NEW YORK: Independent PR giant Edelman achieved global revenues of $575.1 million in the 2010-11 financial year, up 18% year-over-year from $487.2 million, according to figures seen exclusively by PRWeek.
Organic growth, excluding currency fluctuations and acquisitions, in the financial year July 1, 2010 to June 30, 2011, was 15%. Edelman achieved growth of 14% in the US, climbing from $321.4 million to $367.2 million.
President and CEO Richard Edelman attributed the double-digit rise to the development of the firm's digital business, the benefits of being privately owned, and the retention and growth of its work with large clients.
“Digital accounts for as much as 20% of revenue in some offices, 15% across the US, and 12% globally,” he said. “The holding companies have to make 20% margin after they've distributed their bonuses – 25% overall.”
Edelman explained that his agency can work on profit margins 8 to 10 points lower than that and still pay equivalent bonuses.
“Most importantly, we've retained our top 50 clients and organically grown the top 20 significantly,” he added. “We're doing great work across the board in international marketing and corporate reputation.”

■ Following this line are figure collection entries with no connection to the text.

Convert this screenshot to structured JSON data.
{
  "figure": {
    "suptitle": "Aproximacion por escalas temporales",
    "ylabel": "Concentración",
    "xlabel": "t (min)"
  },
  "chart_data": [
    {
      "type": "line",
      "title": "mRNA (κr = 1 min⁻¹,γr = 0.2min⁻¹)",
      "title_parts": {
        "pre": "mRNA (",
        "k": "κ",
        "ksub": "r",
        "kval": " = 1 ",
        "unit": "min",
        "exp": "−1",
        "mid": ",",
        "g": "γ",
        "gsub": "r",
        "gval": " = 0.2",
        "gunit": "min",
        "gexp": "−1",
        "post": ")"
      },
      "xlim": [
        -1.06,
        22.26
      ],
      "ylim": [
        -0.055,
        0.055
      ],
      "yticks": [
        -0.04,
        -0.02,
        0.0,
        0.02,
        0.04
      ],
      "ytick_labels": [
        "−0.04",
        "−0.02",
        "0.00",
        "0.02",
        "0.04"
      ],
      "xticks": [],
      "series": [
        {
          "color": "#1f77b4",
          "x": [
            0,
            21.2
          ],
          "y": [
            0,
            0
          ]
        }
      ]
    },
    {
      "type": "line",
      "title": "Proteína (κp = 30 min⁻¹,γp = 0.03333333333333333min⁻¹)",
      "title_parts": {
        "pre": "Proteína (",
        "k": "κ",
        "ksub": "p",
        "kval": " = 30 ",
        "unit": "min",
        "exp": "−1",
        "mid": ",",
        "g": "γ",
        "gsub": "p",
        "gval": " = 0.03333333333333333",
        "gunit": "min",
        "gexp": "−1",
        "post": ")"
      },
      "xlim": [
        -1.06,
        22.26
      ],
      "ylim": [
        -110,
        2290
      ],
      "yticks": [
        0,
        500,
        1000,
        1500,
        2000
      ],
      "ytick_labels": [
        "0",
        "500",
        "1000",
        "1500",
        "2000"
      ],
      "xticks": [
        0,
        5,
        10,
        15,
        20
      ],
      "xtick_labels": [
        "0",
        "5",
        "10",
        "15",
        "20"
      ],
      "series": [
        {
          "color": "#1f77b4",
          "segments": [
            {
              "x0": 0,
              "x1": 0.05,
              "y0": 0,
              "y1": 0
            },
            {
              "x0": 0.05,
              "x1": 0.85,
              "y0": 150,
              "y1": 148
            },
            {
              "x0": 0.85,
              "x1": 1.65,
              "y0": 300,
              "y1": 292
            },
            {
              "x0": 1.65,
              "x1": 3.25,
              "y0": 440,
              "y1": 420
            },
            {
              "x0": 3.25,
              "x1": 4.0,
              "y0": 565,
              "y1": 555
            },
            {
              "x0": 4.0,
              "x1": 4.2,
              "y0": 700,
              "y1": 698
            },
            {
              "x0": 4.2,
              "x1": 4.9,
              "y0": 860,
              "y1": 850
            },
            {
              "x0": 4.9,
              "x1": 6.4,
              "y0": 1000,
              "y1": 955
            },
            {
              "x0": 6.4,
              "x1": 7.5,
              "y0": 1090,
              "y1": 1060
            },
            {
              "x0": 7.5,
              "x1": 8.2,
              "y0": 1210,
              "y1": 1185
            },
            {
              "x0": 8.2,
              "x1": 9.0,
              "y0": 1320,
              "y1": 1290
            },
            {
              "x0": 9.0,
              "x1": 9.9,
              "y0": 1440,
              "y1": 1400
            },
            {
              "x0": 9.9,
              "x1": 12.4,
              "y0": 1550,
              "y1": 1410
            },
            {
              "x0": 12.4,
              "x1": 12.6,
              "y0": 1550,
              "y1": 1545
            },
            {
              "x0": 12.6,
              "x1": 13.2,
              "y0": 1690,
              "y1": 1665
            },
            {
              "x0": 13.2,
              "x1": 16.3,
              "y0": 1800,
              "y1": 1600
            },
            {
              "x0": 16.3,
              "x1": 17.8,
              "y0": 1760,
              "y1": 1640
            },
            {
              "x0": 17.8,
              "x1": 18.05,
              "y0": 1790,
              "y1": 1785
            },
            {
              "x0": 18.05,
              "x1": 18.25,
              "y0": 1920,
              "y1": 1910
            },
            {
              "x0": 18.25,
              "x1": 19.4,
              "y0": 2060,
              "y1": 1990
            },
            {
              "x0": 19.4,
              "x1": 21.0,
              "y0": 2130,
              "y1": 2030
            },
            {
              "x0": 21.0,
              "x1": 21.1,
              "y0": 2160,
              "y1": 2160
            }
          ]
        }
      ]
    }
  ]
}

Revenue from Edelman's top 50 clients grew 19% in the 2011 financial year, while the top 20 were up 14.5%.
Edelman rejected claims that the agency had a high client churn rate and operated on a high-win, high-turnover strategy: “That may have been true 10 years ago, but it is statistically false that there is a high turnover now. We have not lost one of our top 50 clients since Nissan in 2008.”
Staff turnover in the period was under 20% overall, and 15% in the US. The agency now employs 3,941 people worldwide, a net increase of 500.
“We've reduced our global staff turnover figure from the mid-20% range a few years ago,” said Edelman. “That's good given the nature of our workforce and higher turnover levels in Asia. And we're still hiring in a forward-looking manner.”
Edelman said it was unlikely there would be more than one further acquisition in 2011. “We're taking the foot off the pedal in terms of acquisitions in the next six months,” he explained. “We don't want to get overextended.”